Model for Simplicity or Performance
Simplicity means gather all the data in a flexible way and easy to understand by the developers. In other words, use of Embedded document approach to maintain most of the relationships over multiple collections in your schema.
Performance always demands fine-grained data exchange to reduce the disk, cpu usage but it also comes with the increase of complexity in your model like Sharding and Aggregation. So it’s always preferred to start with Simple model and evolve to meet your performance criteria. In this way, your domain/data understanding will be deeper and it also reduce the wastage in your modeling effort.
Too many documents or too big document
When the document size grows then it can lead to a problem associated with a working set that exceeds RAM, which eventually access your disk to return the data set. The idea behind Subset Pattern is to split the collection into two collection based on Most used vs Less used part of documents.
Basically we need to look out for one-to-many relationships in our document and then split the less used part into separate collection . For example, A product will have many reviews and we don’t need to show all of them in the website. So keeping only a limited reviews along with product on the same collection and move the rest of reviews into another collection will reduce the size of your document which in turns reflect in the working set as well.

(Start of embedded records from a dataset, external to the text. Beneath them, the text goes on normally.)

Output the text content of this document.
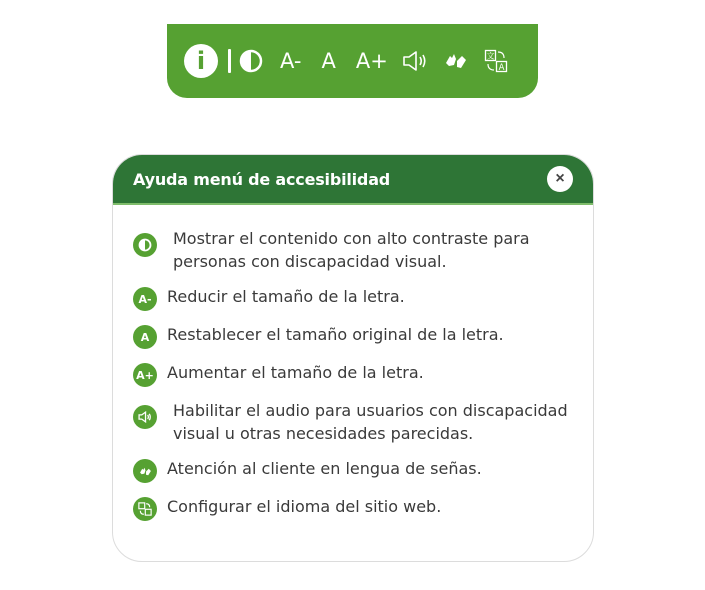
i	A- A A+	文
A
Ayuda menú de accesibilidad	×
Mostrar el contenido con alto contraste para personas con discapacidad visual.
A- Reducir el tamaño de la letra.
A	Restablecer el tamaño original de la letra.
A+ Aumentar el tamaño de la letra.
Habilitar el audio para usuarios con discapacidad visual u otras necesidades parecidas.
Atención al cliente en lengua de señas.
Configurar el idioma del sitio web.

In contrast to big document, if we model too many smaller documents then that can also pose some issues as our application scales in terms of data and index size. By using the Bucket Pattern we can group the data based on the application usage. A typical use cases to apply this pattern are Internet of Things (IoT), Real-Time Analytics and Time-series data.
For example, a customer search in the website we would like to list only the available products from the inventory. Here we can apply the bucket pattern to group the available products per day as shown below.
Pattern to boost your read performance
The Computed Pattern is utilized when we have data that needs to be computed repeatedly in our application. For example, a customer search in the website we need to list only the cheapest products for the given property and date. This computation can be managed during the write channel and create the required document as shown below. In MongoDB, Aggregation Pipeline is a good framework to apply these kind of computations in a effective manner.
This powerful pattern helps to reduce the CPU workload and increase the application performance especially on read intensive applications.
Pattern to Evolve your schema
Altering schema is a nightmare in Relational DB and often it requires a downtime in the application with well coordinated rollout plan. The Schema Versioning Pattern allows you to alter the schema without any downtime. It takes advantage of MongoDB’s support for differently shaped documents to exist in the same data base collection.
Basically we can create and save the new schema to the data base with schema_version field. Now the application can differentiate the document model based on the schema_version and it can support hybrid model as a rollout strategy. This also helps to avoid big bang data migration which is a critical step for heavily data involved applications.
We have few more patterns like Attribute, Polymorphic, Tree etc., but i have highlighted only the patterns which i have experienced in our project. Its always important to pick the right pattern for your domain/use case to get a successful outcome. Also you will get a greater results when combining the patterns to model your schema.
Modeling is a journey and combining with evolutionary thinking will produce better outcomes.